По злой иронии судьбы так происходит лишь с теми смелыми сердцами, кто полностью, безоглядно отдаются во власть чувства. Но как разъяснить им, этим героическим сердцам, что отчаяние не безгранично, что оно только вводит в заблуждение, на деле владея лишь пядью эфирной территории человека. А душа – она всеми своими просторами продолжает жить и надеяться. И люди ещё ослеплёны болью, а сердце уже различает там, вдалеке, на самом горизонте, мерцающие лучи счастья. Счастья, которое обязательно встретится на пути. Но как пронзить эту чёрную завесу заранее, как избежать непоправимости? Нет, он во что бы то ни стало отыщет крыло и просветит эти несчастные головы, эти отважные сердца, покажет, что беда не всесильна. О, сколько настоящих героев чувства можно будет спасти!
Пуп пролетел мимо мыслей осьминога, тут же спрятавшихся в половинки кокосового ореха, которые осьминог тащил, предохраняясь от чужих, неудобных намерений. «Эй, приятель, где же твоя защита?» – словно спрашивал моллюск у профессора.
Да, у него не было никакой защиты, кроме доброты. И здесь, в тонком мире, она испускала лучи, видные на бесконечном расстоянии, лучи, которые сам Якоб не замечал и замечать не имел права, но которые принимало и понимало пространство вокруг.

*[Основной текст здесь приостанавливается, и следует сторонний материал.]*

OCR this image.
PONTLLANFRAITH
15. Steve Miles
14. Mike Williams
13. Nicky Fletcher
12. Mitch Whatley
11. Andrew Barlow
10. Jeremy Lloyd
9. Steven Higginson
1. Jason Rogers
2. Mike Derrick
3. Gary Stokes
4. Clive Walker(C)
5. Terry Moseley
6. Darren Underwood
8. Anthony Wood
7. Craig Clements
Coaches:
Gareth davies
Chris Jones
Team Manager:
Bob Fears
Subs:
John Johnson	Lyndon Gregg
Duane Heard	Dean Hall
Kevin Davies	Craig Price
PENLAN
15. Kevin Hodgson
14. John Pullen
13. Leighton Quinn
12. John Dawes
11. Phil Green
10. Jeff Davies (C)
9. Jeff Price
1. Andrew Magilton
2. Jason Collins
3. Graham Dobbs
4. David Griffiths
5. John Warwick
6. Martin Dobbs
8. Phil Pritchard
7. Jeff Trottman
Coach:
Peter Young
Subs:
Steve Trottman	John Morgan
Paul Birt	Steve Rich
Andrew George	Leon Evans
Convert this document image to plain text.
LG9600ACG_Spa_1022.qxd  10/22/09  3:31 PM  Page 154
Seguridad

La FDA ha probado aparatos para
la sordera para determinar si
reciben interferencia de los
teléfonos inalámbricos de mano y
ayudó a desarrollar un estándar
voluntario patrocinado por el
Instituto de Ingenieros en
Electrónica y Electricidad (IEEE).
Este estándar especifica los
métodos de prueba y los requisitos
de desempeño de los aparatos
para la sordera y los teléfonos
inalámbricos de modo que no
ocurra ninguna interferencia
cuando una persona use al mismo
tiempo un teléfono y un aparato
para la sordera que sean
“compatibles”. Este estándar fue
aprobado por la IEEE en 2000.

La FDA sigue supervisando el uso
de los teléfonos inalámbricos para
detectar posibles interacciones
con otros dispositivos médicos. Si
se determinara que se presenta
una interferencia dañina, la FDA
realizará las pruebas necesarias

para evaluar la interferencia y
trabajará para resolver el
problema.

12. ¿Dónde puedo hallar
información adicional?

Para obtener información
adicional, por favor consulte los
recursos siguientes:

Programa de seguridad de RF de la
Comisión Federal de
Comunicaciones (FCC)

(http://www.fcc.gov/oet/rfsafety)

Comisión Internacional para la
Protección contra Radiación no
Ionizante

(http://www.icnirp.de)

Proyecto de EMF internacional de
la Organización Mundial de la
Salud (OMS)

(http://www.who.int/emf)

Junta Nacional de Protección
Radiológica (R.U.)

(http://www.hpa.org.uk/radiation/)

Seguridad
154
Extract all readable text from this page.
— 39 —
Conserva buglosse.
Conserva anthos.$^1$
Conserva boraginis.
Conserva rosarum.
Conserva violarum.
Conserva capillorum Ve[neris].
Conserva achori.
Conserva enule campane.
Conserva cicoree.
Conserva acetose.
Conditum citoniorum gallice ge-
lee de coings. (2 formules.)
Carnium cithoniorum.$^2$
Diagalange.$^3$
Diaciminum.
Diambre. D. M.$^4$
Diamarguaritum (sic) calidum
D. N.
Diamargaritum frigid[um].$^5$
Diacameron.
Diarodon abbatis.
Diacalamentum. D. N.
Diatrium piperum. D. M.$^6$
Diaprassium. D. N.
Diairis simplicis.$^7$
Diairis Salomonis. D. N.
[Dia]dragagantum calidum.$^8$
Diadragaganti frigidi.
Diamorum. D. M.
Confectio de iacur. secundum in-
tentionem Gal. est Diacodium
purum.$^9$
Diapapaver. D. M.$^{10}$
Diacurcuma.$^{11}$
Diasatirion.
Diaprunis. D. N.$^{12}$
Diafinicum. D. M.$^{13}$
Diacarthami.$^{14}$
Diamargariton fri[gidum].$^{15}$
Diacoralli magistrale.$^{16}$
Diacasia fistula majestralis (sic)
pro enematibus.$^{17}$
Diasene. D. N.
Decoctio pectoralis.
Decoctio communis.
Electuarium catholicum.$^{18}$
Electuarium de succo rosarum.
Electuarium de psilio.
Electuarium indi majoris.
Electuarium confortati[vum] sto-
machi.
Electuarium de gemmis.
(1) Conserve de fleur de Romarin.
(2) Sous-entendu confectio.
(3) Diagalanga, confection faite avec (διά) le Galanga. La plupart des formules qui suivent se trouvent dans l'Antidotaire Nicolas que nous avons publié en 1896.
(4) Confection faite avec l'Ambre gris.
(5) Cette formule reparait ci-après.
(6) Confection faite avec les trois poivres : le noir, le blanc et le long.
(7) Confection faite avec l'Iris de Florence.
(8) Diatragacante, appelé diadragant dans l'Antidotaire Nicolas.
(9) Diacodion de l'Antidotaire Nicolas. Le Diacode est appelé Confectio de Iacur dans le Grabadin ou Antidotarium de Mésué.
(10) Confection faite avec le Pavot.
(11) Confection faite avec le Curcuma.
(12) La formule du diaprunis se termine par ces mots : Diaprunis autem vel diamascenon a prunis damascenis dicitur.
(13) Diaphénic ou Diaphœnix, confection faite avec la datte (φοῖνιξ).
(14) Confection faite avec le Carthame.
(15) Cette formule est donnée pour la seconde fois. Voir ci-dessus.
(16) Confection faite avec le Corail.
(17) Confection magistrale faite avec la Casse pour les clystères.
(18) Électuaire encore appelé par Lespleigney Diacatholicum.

О, если бы он посмотрел на себя со стороны, то увидел совсем не то, что привык видеть в зеркале, – он бы запрыгал от радости, он бы не поверил глазам: всё, что нашёптывали ночные голоса, было таким обманом!
«Вот, – подумал Пуп уже о другом, оглядываясь назад, – люди считают осьминога простейшим беспозвоночным. А сами порой делают глупости, например, носятся, сломя голову, забыв надеть шлем!»
Скоро рыбьи грёзы стали редеть, и начались фантазии деревьев, сигнализируя, что он пролетает над каким-то одиноким клочком суши. Гондола, уловив желание передохнуть, стала снижаться, и вскоре из-за облаков показался небольшой лесистый островок.
Нежно-зелёная листва двигалась со вздохом единого живого существа, и, вглядываясь в деревья, окружившие его со всех сторон, профессор не мог избавиться от чувства, что лес тоже смотрит на него. Здесь было удивительно спокойно, и его недавние волнения тоже улеглись. Оставив гондолу на опушке, он пошёл пешком.
Вскоре на пути возник ручеёк, речь которого, чистая и прозрачная, привела к старой ольхе. Усевшись под ней, Пуп задумался о том, как такой тихий островок смог сохраниться в этом бушующем мире желаний, – даже бабочка, порхавшая перед его лицом, несла на своих узорчатых крыльях умиротворение и покой.
По старой привычке он попытался бабочку поймать, когда неожиданно кто-то пощекотал его спину. Якоб вскочил, озираясь по сторонам, но никого не увидел. Постояв в нерешительности, он сел, вновь привалившись к дереву, и вдруг чьи-то ласковые руки обняли, а ствол ольхи потеплел, становясь податливым и нежным.
Профессор резко обернулся и тут же встретился взглядом с глазами, смотревшими сквозь кору дерева. Глаза эти, немигающие, огромные, блестели откуда-то из таинственной, волокнистой его глубины. Зелень рощи меркла в их изумрудном свете, и он замер, как сидел, с вывернутой назад головой.
Прошелестел тихий смешок, и сквозь кору выступило насмешливое девичье лицо. Лицо это, с приставшей к щеке прядкой иссиня-чёрных волос, было нежно-фисташковым, с очень гладкой кожей.
Пуп невольно отпрянул, разглядывая лукавое и одновременно детское его выражение. Лицо то сливалось с корой, то снова появлялось, будто дриада не решила, показаться незнакомцу целиком или спрятаться обратно в дерево.